Cette stratégie est une réponse directe à la progression des marques chinoises sur des marchés clés, comme le Mexique, où BYD détient déjà 70 % des parts de marché dans le secteur de l’électrique avec des modèles dont les prix varient entre 18 000 et 53 000 dollars. Ford souhaite prouver qu’il est capable de fabriquer aux États-Unis à des coûts compétitifs, en s’appuyant sur son expertise dans les véhicules utilitaires, tout en adoptant l’agilité et l’innovation d’une startup technologique.
Pour accélérer sa transition, Ford s’appuie également sur des partenaires externes, notamment en Europe, où la marque a renforcé sa collaboration avec Renault pour lancer plus rapidement des véhicules électriques abordables, en partageant les coûts de développement et les plateformes pour réduire les prix de vente.
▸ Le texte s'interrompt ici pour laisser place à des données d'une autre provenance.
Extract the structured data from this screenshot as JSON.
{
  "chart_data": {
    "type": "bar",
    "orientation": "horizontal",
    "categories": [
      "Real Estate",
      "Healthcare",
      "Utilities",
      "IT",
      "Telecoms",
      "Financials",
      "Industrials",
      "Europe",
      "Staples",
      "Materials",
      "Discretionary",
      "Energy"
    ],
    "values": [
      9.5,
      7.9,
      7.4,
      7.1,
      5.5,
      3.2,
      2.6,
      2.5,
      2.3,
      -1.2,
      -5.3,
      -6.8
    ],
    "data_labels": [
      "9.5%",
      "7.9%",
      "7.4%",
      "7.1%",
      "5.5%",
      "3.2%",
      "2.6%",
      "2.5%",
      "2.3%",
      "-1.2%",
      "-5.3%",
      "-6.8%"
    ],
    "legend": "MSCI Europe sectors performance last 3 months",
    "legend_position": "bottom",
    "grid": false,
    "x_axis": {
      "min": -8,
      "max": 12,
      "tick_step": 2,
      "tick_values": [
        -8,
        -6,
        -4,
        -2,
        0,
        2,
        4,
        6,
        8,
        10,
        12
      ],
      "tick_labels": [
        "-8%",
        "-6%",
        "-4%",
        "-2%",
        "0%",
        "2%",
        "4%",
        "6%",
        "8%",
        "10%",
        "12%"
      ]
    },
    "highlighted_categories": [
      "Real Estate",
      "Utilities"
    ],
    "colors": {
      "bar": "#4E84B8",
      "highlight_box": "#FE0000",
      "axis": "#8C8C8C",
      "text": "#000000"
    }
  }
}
Des rumeurs évoquent également des négociations avec BYD pour la fourniture de cellules de batterie pour ses futurs modèles hybrides, ainsi qu’avec Geely pour un partenariat plus large. Cette possible alliance témoigne de la volonté de Ford de s’associer à ses concurrents dans la chaîne d’approvisionnement si cela lui permet d’atteindre les marges bénéficiaires nécessaires pour que sa division électrique, qui a subi des pertes de 19,5 milliards de dollars lors de sa récente restructuration, devienne rentable d’ici 2029.